Six people were killed and eight were injured in a shooting at a Quebec City mosque during evening prayers. Authorities reported two arrests in what Canada's prime minister called an act of terrorism.
Quebec provincial police spokeswoman Christine Coulombe said early Monday that some of the wounded were gravely injured. She said the dead were approximately 35 to 70 years of age. Thirty-nine people were unharmed. More than 50 were at the mosque at the time of the attack.
One suspect was arrested at the scene and another nearby in d'Orleans, Quebec. Police don't believe there are other suspects. They did not release names of the two.

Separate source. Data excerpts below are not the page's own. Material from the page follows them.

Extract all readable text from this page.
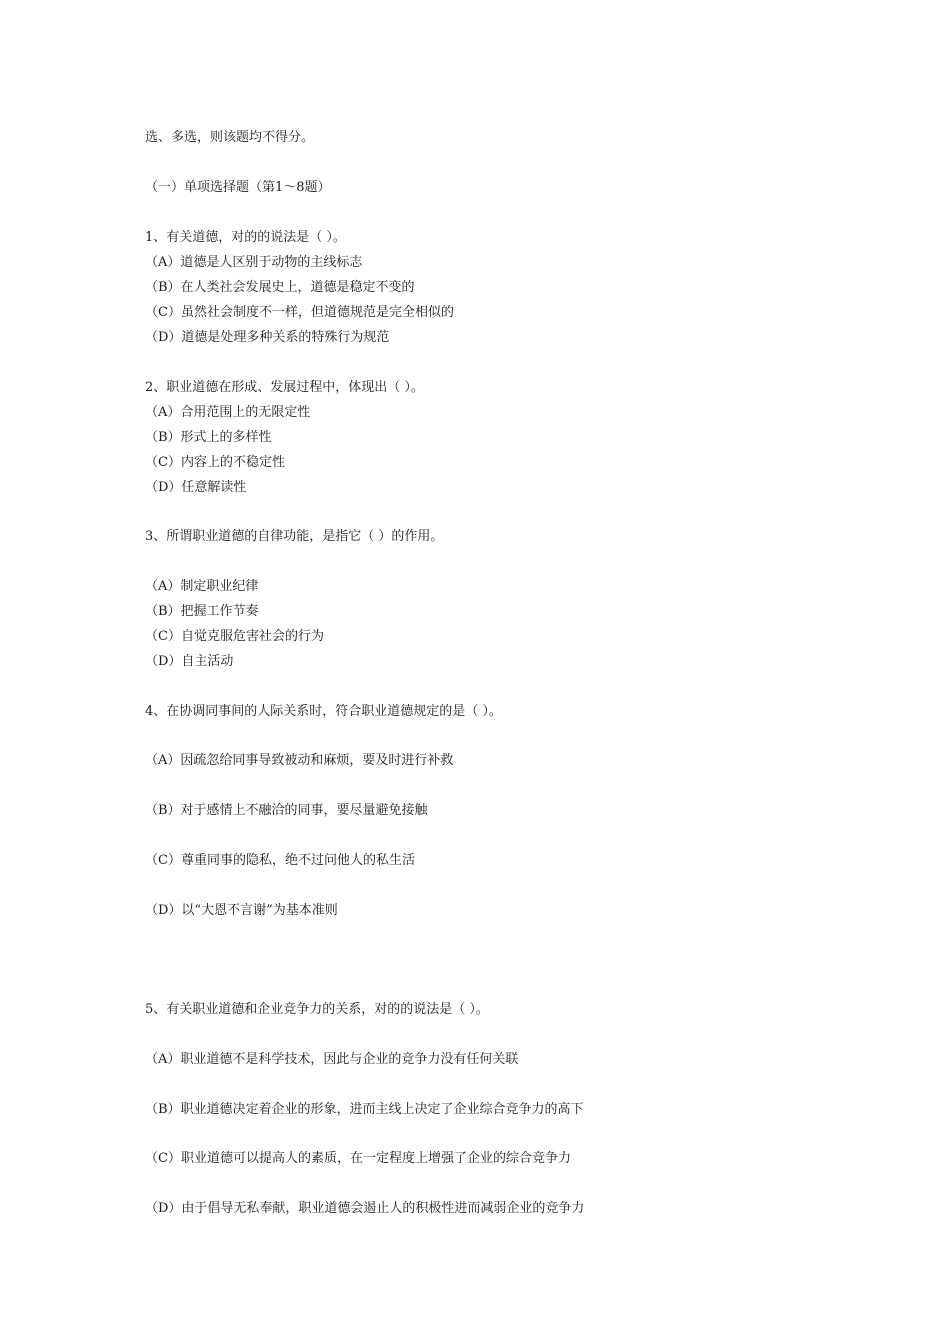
选、多选，则该题均不得分。
（一）单项选择题（第1～8题）
1、有关道德，对的的说法是（ ）。
（A）道德是人区别于动物的主线标志
（B）在人类社会发展史上，道德是稳定不变的
（C）虽然社会制度不一样，但道德规范是完全相似的
（D）道德是处理多种关系的特殊行为规范
2、职业道德在形成、发展过程中，体现出（ ）。
（A）合用范围上的无限定性
（B）形式上的多样性
（C）内容上的不稳定性
（D）任意解读性
3、所谓职业道德的自律功能，是指它（ ）的作用。
（A）制定职业纪律
（B）把握工作节奏
（C）自觉克服危害社会的行为
（D）自主活动
4、在协调同事间的人际关系时，符合职业道德规定的是（ ）。
（A）因疏忽给同事导致被动和麻烦，要及时进行补救
（B）对于感情上不融洽的同事，要尽量避免接触
（C）尊重同事的隐私，绝不过问他人的私生活
（D）以“大恩不言谢”为基本准则
5、有关职业道德和企业竞争力的关系，对的的说法是（ ）。
（A）职业道德不是科学技术，因此与企业的竞争力没有任何关联
（B）职业道德决定着企业的形象，进而主线上决定了企业综合竞争力的高下
（C）职业道德可以提高人的素质，在一定程度上增强了企业的综合竞争力
（D）由于倡导无私奉献，职业道德会遏止人的积极性进而减弱企业的竞争力
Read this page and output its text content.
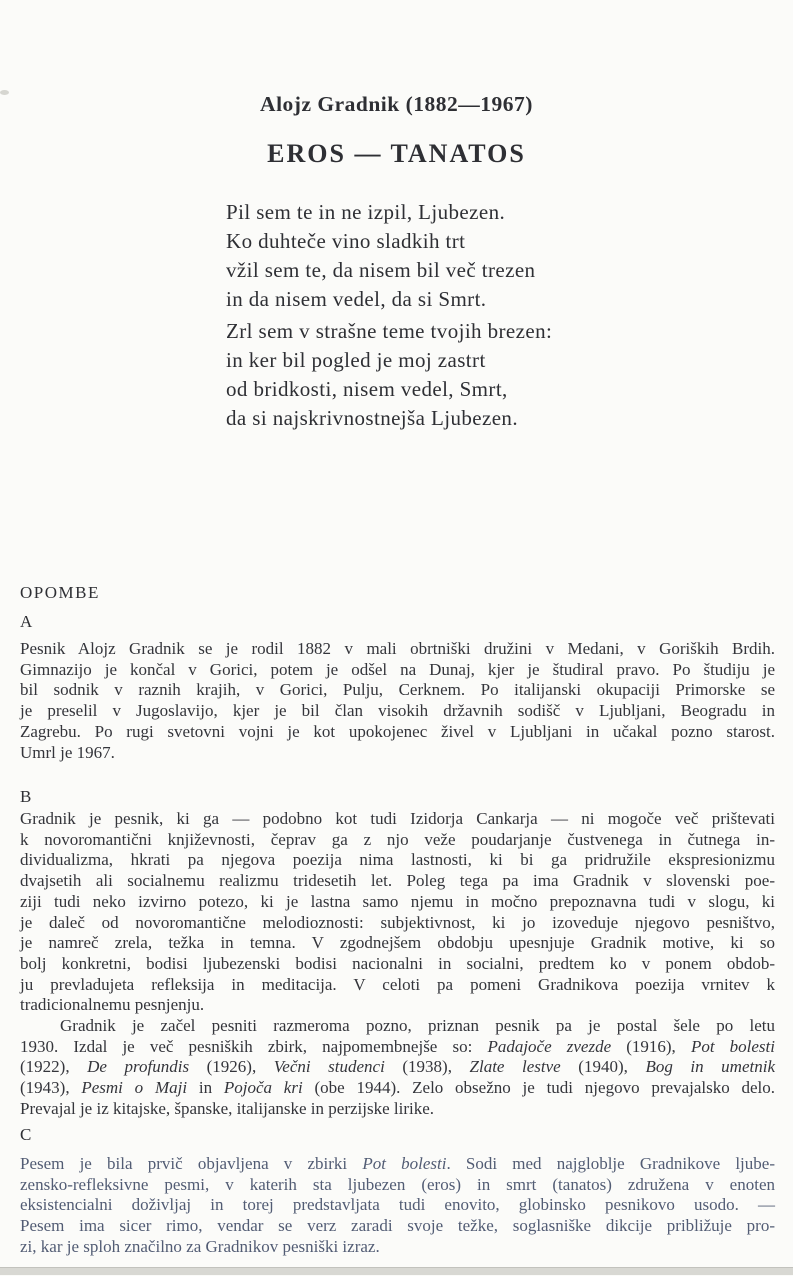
Alojz Gradnik (1882—1967)
EROS — TANATOS
Pil sem te in ne izpil, Ljubezen.
Ko duhteče vino sladkih trt
vžil sem te, da nisem bil več trezen
in da nisem vedel, da si Smrt.
Zrl sem v strašne teme tvojih brezen:
in ker bil pogled je moj zastrt
od bridkosti, nisem vedel, Smrt,
da si najskrivnostnejša Ljubezen.
OPOMBE
A
Pesnik Alojz Gradnik se je rodil 1882 v mali obrtniški družini v Medani, v Goriških Brdih.
Gimnazijo je končal v Gorici, potem je odšel na Dunaj, kjer je študiral pravo. Po študiju je
bil sodnik v raznih krajih, v Gorici, Pulju, Cerknem. Po italijanski okupaciji Primorske se
je preselil v Jugoslavijo, kjer je bil član visokih državnih sodišč v Ljubljani, Beogradu in
Zagrebu. Po rugi svetovni vojni je kot upokojenec živel v Ljubljani in učakal pozno starost.
Umrl je 1967.
B
Gradnik je pesnik, ki ga — podobno kot tudi Izidorja Cankarja — ni mogoče več prištevati
k novoromantični književnosti, čeprav ga z njo veže poudarjanje čustvenega in čutnega in-
dividualizma, hkrati pa njegova poezija nima lastnosti, ki bi ga pridružile ekspresionizmu
dvajsetih ali socialnemu realizmu tridesetih let. Poleg tega pa ima Gradnik v slovenski poe-
ziji tudi neko izvirno potezo, ki je lastna samo njemu in močno prepoznavna tudi v slogu, ki
je daleč od novoromantične melodioznosti: subjektivnost, ki jo izoveduje njegovo pesništvo,
je namreč zrela, težka in temna. V zgodnejšem obdobju upesnjuje Gradnik motive, ki so
bolj konkretni, bodisi ljubezenski bodisi nacionalni in socialni, predtem ko v ponem obdob-
ju prevladujeta refleksija in meditacija. V celoti pa pomeni Gradnikova poezija vrnitev k
tradicionalnemu pesnjenju.
Gradnik je začel pesniti razmeroma pozno, priznan pesnik pa je postal šele po letu
1930. Izdal je več pesniških zbirk, najpomembnejše so: Padajoče zvezde (1916), Pot bolesti
(1922), De profundis (1926), Večni studenci (1938), Zlate lestve (1940), Bog in umetnik
(1943), Pesmi o Maji in Pojoča kri (obe 1944). Zelo obsežno je tudi njegovo prevajalsko delo.
Prevajal je iz kitajske, španske, italijanske in perzijske lirike.
C
Pesem je bila prvič objavljena v zbirki Pot bolesti. Sodi med najgloblje Gradnikove ljube-
zensko-refleksivne pesmi, v katerih sta ljubezen (eros) in smrt (tanatos) združena v enoten
eksistencialni doživljaj in torej predstavljata tudi enovito, globinsko pesnikovo usodo. —
Pesem ima sicer rimo, vendar se verz zaradi svoje težke, soglasniške dikcije približuje pro-
zi, kar je sploh značilno za Gradnikov pesniški izraz.
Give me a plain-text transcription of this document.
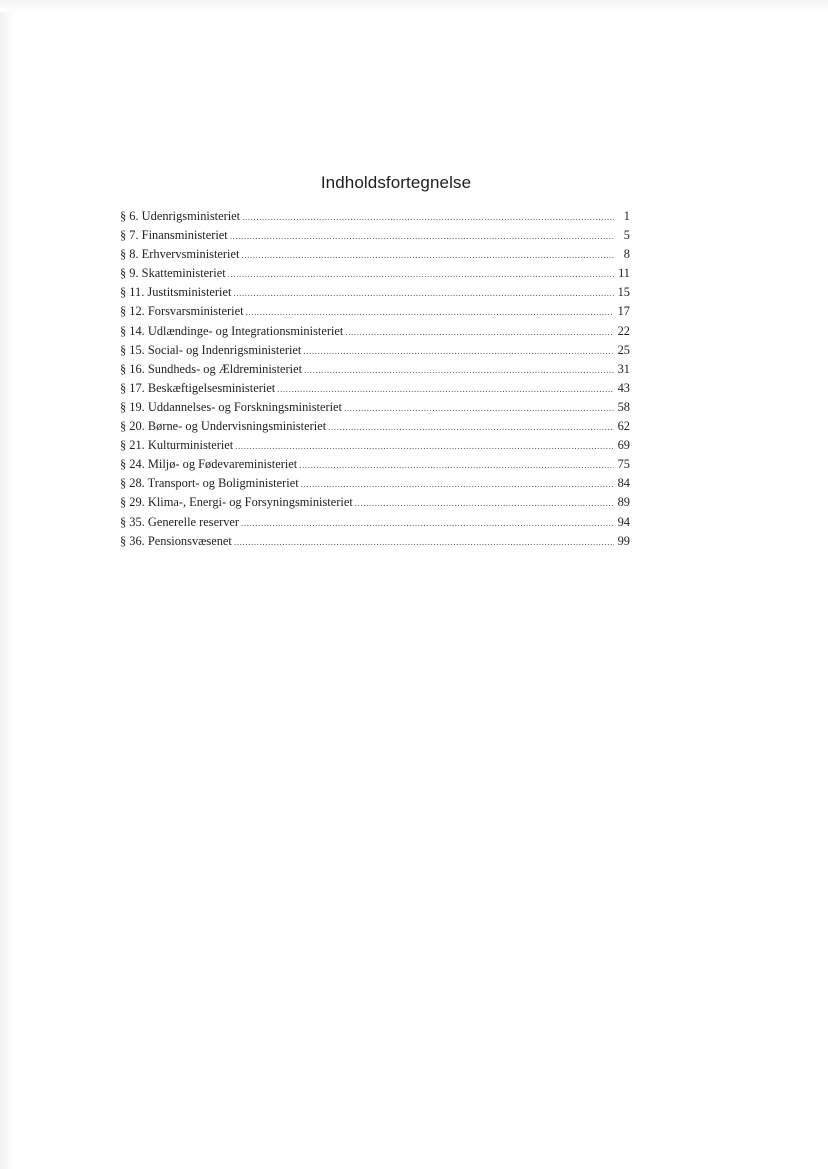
Indholdsfortegnelse
§ 6. Udenrigsministeriet .....	1
§ 7. Finansministeriet .....	5
§ 8. Erhvervsministeriet .....	8
§ 9. Skatteministeriet .....	11
§ 11. Justitsministeriet .....	15
§ 12. Forsvarsministeriet .....	17
§ 14. Udlændinge- og Integrationsministeriet .....	22
§ 15. Social- og Indenrigsministeriet .....	25
§ 16. Sundheds- og Ældreministeriet .....	31
§ 17. Beskæftigelsesministeriet .....	43
§ 19. Uddannelses- og Forskningsministeriet .....	58
§ 20. Børne- og Undervisningsministeriet .....	62
§ 21. Kulturministeriet .....	69
§ 24. Miljø- og Fødevareministeriet .....	75
§ 28. Transport- og Boligministeriet .....	84
§ 29. Klima-, Energi- og Forsyningsministeriet .....	89
§ 35. Generelle reserver .....	94
§ 36. Pensionsvæsenet .....	99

"The Muslim community was the target of this murderous attack," Quebec Premier Philippe Couillard said at an early morning press conference Monday.
Couillard said there will be solidarity rallies across Quebec on Monday and says the province's people will all be together to express horror.
Quebec City Mayor Regis Labeaume appeared visibly shaken.
"No person should have to pay with their life, for their race, their color, their sexual orientation or their religious beliefs," Labeaume said.
Quebec City Islamic Cultural Centre President Mohamed Yangui said the shooting in the provincial capital happened in the men's section of the mosque. He said he wasn't at the center when the attack occurred, but he got some details from people on the scene. "We are sad for the families," he said.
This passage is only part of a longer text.